A ricordarlo è stato Macky Sall, presidente del Senegal, che ha twittato: «Migliore in campo e umanista nel cuore, Sadio Mané merita questo bel premio per il suo investimento personale a beneficio della comunità». La storia del campione è meravigliosamente vera. Un giorno si è chiesto: «Perché dovrei volere dieci Ferrari, venti orologi con diamanti e due aerei? Cosa faranno questi oggetti per me e per il mondo? Ho avuto fame, ho lavorato nei campi, sono sopravvissuto a tempi difficili, ho giocato a piedi nudi e non sono andato a scuola. Oggi con quello che guadagno, posso aiutare le persone che ne hanno bisogno». Un proverbio africano dice: «Se vuoi andare veloce, vai da solo; se vuoi andare lontano, vai insieme con gli altri». Sadio lo interpreta alla lettera e il Premio Socrates è l’inchino del mondo all’ex ragazzo che da Dakar arrivò a Metz in un freddissimo gennaio di molti anni fa, indossando una t-shirt e per molti mesi giocò con la pubalgia, ma non lo disse mai perché temeva lo rimandassero in Senegal.
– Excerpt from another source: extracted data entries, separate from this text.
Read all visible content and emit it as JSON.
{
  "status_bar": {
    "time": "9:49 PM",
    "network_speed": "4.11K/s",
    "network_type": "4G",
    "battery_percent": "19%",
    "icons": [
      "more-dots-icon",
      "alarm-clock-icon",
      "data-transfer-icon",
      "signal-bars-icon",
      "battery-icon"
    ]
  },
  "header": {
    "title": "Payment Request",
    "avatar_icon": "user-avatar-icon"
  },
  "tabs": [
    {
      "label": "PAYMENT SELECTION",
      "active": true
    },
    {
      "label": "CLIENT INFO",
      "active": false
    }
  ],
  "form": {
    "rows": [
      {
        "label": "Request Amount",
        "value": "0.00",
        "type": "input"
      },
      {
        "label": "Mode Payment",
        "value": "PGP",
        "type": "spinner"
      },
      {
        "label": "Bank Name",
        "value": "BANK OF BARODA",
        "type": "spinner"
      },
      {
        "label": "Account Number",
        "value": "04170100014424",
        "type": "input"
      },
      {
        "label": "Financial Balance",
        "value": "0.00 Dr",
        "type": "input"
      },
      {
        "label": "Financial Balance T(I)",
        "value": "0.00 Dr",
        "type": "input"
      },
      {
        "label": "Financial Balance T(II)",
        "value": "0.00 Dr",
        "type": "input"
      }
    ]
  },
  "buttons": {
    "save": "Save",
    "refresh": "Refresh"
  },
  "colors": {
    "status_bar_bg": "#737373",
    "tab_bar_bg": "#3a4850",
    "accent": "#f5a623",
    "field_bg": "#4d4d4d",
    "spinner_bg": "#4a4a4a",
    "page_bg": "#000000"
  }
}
Sui social, Mané conta oltre 30 milioni di follower. Mostrando loro il Socrates, su Facebook ha scritto: «Non ho parole per esprimere tutta la mia gioia per questo premio. Tale riconoscimento mi fa lottare più duramente dentro e fuori dal campo. Menzione speciale a tutti i senegalesi e a tutte quelle persone che non smettono mai di sostenermi». In calce al post, 816 mila like, 7.687 condivisioni, 56 mila 600 commenti, dei quali potete immaginare il tenore. Cogliendo fior da fiore, Les Ultras Sénégalais: «Il mondo del calcio è molto fiero di te, la tua modestia, la tua semplicità e la perseveranza ti ripagheranno sempre. Tu sei veramente un modello da seguire per tutti i giovani del mondo». Marty Danak: «Tu rendi fiero un continente e non solo. La tua aurea irradia il mondo intero». Il 4 dicembre si compiranno undici anni dalla morte di Socrates Brasileiro Sampaio de Souza Vieira de Oliveira, semplicemente Socrates, scomparso all’età di 57 anni, capitano del Brasile ai Mondiali dell’82 quando segnò un gol all’Italia nel mitico 3-2 totalmente firmato da Paolo Rossi; giocatore del Botafogo, del Corinthians, della Fiorentina, del Flamengo e del Santos; medico, commentatore sportivo, filosofo; fiero oppositore della dittatura militare brasiliana al tempo del Corinthians quando promosse la Democrazia Corinthiana e sulle magliette da gioco lui e i compagni esibivano scritte inneggianti alla democrazia. Da qualche parte, lassù, anche il dottor Socrates dev’essere molto fiero di Sadio Mané.